California Attorney General Rob Bonta hoped to earn his anti-fossil fuel credentials when he filed a lawsuit against ExxonMobil in 2024, alleging the company was engaging in deceptive practices related to its “advanced recycling” program. [some emphasis, links added]
He probably didn’t expect that the company would fight back the way it has.
For years, oil companies have been the target of vitriol and lawfare, especially in California. When California’s gasoline prices spiked in the summer of 2022, Gov. Gavin Newsom claimed refineries were “price gouging,” even though his own energy officials disputed the claim.
Newsom signed legislation requiring the refineries to be transparent so that the alleged price gouging could be revealed, but in fact, no evidence of gouging was ever found.
In most cases, oil companies stay defensive when regulations and litigation target them with accusations of wrongdoing, but Exxon didn’t take Bonta’s lawsuit lying down.
Instead, the company filed a defamation suit against Bonta and some environmental groups.
Going on the offensive
Bonta had sought to get the lawsuit dismissed, arguing that the statements Exxon claims were defamatory were made in the course of his duties as attorney general, and that should grant him immunity from lawsuits.
A federal judge earlier this month disagreed and ruled that Exxon could proceed with its case against Bonta.
In 2024, Energy Transfer Partners successfully sued Greenpeace, and a North Dakota jury found the group at fault for harming the pipeline company’s reputation by publishing false statements during the 2016 protests over the Dakota Access pipeline.
North Dakota Judge James Gion set a settlement amount at $345 million, which was reduced from the jury’s original amount, and the Associated Press reports that he intends to make Greenpeace pay up.
The organization warns that if it’s forced to pay, it will have to cease operations. It intends to appeal the decision.
Whether or not Exxon was inspired by Energy Transfer Partners’ success, the lawsuit against Bonta represents a rare case of Big Oil going on the offensive.
“I think the oil companies are sick and tired of getting beat around all the time,” said John Shu, a legal scholar who served in both Bush administrations.
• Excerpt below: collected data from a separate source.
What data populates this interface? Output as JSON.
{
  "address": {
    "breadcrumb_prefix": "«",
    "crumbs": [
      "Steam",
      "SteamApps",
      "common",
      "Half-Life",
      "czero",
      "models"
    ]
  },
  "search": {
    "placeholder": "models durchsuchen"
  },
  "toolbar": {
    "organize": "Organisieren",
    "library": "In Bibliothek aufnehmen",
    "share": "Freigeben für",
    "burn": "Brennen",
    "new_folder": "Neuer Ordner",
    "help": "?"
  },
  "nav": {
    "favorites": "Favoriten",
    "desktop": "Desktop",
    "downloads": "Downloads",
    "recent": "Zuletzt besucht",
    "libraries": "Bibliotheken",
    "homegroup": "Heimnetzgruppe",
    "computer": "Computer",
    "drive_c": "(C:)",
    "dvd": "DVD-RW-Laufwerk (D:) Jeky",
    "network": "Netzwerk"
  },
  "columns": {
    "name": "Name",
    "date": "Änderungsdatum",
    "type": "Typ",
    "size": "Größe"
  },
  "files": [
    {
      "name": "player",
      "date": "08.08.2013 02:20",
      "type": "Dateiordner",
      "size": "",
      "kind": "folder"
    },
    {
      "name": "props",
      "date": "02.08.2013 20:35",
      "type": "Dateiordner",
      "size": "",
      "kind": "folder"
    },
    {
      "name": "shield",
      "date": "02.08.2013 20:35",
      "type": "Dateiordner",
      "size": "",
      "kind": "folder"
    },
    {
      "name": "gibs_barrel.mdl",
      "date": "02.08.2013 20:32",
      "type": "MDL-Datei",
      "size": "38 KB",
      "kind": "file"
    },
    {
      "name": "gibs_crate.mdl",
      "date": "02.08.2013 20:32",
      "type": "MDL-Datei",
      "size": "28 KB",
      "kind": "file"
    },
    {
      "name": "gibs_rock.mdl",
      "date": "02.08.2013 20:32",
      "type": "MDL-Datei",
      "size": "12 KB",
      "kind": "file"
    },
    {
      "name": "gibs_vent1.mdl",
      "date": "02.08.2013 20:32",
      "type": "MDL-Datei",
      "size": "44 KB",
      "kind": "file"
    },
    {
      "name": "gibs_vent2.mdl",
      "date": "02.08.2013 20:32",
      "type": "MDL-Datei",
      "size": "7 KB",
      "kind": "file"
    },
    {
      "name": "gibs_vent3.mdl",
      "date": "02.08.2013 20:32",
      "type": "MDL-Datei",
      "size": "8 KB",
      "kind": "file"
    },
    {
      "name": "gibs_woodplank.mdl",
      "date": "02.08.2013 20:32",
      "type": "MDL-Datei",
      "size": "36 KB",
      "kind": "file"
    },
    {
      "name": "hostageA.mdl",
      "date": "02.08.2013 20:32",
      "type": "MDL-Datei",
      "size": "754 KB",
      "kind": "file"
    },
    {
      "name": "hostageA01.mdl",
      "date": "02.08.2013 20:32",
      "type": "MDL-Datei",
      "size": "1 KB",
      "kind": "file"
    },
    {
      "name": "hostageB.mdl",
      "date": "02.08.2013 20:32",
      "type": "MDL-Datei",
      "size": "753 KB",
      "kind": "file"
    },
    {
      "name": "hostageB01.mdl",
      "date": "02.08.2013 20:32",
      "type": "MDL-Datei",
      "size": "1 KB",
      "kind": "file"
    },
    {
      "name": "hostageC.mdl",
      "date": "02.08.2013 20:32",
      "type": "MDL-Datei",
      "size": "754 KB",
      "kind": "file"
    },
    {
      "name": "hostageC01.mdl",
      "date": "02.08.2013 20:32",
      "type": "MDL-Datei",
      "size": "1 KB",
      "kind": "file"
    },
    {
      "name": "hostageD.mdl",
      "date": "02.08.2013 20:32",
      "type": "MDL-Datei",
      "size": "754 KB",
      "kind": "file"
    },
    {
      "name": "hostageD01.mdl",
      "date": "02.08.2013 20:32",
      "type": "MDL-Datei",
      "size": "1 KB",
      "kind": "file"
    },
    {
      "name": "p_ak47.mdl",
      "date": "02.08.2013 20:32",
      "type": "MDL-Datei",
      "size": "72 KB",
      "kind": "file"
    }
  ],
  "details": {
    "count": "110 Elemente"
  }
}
Connections to climate advocacy groups
In his lawsuit against Exxon, Bonta alleges that the oil giant misled the public on the efficacy of its ability to solve the “plastic waste and pollution crisis” with an advanced recycling process.
Advanced recycling aims to turn plastic polymers back into their original molecules so they can be processed and used again as plastics or other products, such as jet fuel.
As is the case with lawsuits seeking damages related to climate change, Bonta’s lawsuit is connected to well-funded anti-fossil fuel activist groups.
In 2024, the Center for Climate Integrity (CCI), which is funded by the Rockefeller Family Fund, published a report alleging that “Big Oil” deceived the public for decades and caused what it calls the “plastic waste crisis.”

Bonta’s lawsuit cites the activists’ report and uses similar language.
Around the same time Bonta was filing his lawsuit, Inside Climate News, another Rockefeller-funded activist publication, was partnering with media outlets to attack plastic recycling as a false solution to plastic waste.